Annals of Applied Biology, AAB March issue features ecological engineering on its cover. The feature is Gurr et al (2011) Parasitoids of Asian rice planthopper (Hemiptera: Delphacidae) pests and prospects for enhancing biological control by ecological engineering. Ann Appl. Biol., 158, 149 – 176. Click here for pdf of the paper. The journal publishes original research papers on all aspects of applied research on crop production, crop protection and the cropping ecosystem. AAB is the 3rd in ranking out of 35 journals in the Agriculture and Multidisciplinary area and its Impact Factor has increased from 1.752 in 2007 to 1.868 for 2008.

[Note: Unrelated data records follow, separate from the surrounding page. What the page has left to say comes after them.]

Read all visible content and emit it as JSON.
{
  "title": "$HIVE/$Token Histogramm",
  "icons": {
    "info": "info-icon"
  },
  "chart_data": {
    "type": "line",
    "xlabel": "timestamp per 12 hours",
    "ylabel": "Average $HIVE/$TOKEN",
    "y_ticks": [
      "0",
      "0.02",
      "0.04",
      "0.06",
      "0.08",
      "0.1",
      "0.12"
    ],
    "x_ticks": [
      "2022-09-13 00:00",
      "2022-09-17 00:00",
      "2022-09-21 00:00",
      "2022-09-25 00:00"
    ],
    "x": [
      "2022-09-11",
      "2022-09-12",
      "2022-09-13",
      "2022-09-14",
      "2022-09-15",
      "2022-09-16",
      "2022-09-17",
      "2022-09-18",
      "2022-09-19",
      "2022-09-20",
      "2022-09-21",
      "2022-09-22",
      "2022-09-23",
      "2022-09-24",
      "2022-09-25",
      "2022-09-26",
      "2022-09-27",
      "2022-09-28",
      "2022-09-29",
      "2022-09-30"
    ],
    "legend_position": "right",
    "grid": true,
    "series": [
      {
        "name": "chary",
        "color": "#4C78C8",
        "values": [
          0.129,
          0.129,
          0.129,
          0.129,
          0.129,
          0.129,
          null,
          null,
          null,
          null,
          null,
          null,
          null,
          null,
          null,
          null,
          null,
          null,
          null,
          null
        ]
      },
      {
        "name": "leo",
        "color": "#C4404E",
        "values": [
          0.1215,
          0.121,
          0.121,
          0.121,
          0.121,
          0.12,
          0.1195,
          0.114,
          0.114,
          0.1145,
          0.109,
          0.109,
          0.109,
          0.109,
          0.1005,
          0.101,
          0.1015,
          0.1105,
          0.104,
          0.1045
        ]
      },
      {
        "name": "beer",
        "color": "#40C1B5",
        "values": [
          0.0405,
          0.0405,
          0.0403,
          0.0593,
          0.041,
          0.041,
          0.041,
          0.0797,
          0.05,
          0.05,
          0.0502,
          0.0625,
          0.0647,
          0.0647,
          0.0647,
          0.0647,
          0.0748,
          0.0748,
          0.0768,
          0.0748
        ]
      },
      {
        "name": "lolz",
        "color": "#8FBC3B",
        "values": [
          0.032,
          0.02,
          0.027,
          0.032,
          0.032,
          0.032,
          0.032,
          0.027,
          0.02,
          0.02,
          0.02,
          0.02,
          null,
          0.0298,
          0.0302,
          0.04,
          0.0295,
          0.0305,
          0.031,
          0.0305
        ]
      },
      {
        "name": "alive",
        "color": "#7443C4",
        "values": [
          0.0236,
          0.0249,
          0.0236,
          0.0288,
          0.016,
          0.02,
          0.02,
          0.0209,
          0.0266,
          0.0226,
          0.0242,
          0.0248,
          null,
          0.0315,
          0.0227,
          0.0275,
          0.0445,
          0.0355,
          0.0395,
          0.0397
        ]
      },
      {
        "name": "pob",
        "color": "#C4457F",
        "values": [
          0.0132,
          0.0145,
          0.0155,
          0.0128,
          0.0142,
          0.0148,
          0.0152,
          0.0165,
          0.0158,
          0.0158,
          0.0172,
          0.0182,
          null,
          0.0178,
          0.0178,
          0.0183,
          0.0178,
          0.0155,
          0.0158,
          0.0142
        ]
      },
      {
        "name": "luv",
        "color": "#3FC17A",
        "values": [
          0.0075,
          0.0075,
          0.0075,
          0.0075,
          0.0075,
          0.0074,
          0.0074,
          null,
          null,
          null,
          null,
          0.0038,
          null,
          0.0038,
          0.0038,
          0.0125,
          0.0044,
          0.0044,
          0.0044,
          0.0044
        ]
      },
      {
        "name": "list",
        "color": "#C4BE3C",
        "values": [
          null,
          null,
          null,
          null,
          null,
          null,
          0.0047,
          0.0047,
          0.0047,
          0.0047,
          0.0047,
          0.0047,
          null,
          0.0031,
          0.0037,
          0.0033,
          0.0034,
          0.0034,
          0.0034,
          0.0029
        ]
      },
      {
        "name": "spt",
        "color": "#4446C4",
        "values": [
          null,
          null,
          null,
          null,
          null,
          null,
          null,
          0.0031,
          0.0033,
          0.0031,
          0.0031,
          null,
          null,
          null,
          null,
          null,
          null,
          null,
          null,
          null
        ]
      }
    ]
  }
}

The paper reviews the important contributions parasitoids play in providing ecosystem services, such as pest regulation. Planthopper pests of rice are attacked by a large range of parasitoids from Strepsiptera, Diptera and, especially, Hymenoptera. For many taxa, especially within Mymaridae, there is evidence that non-crop habitats are important as overwintering habitat in which alternative hosts are available. These source habitats may promote early season parasitism of pest Hemiptera in rice crops. Non-crop plants can also provide nectar to improve parasitoid longevity and fecundity. Data from China and Vietnam have shown that parasitoids as well as parasitism increased in ecological engineering fields. Details available in https://ricehoppers.net/
Professor Geoff Gurr of Charles Sturt University, Australia, a pioneer of ecological engineering for pest management, has spent his sabbatical leave in China writing a book “Biodiversity and insect Pests: Key Issues for Sustainable Management” and papers on ecological engineering in rice. He is the advisor to the Rice Planthopper project and particularly to the scientists working in the Jin Hua ecological engineering site. He has helped in revising the sampling protocols and providing expert advice on experimentations.
The other authors of the featured paper are J. Liu, D.M.Y. Read, J.L.A. Catindig, J. A. Cheng, L.P. Lan and K.L. Heong.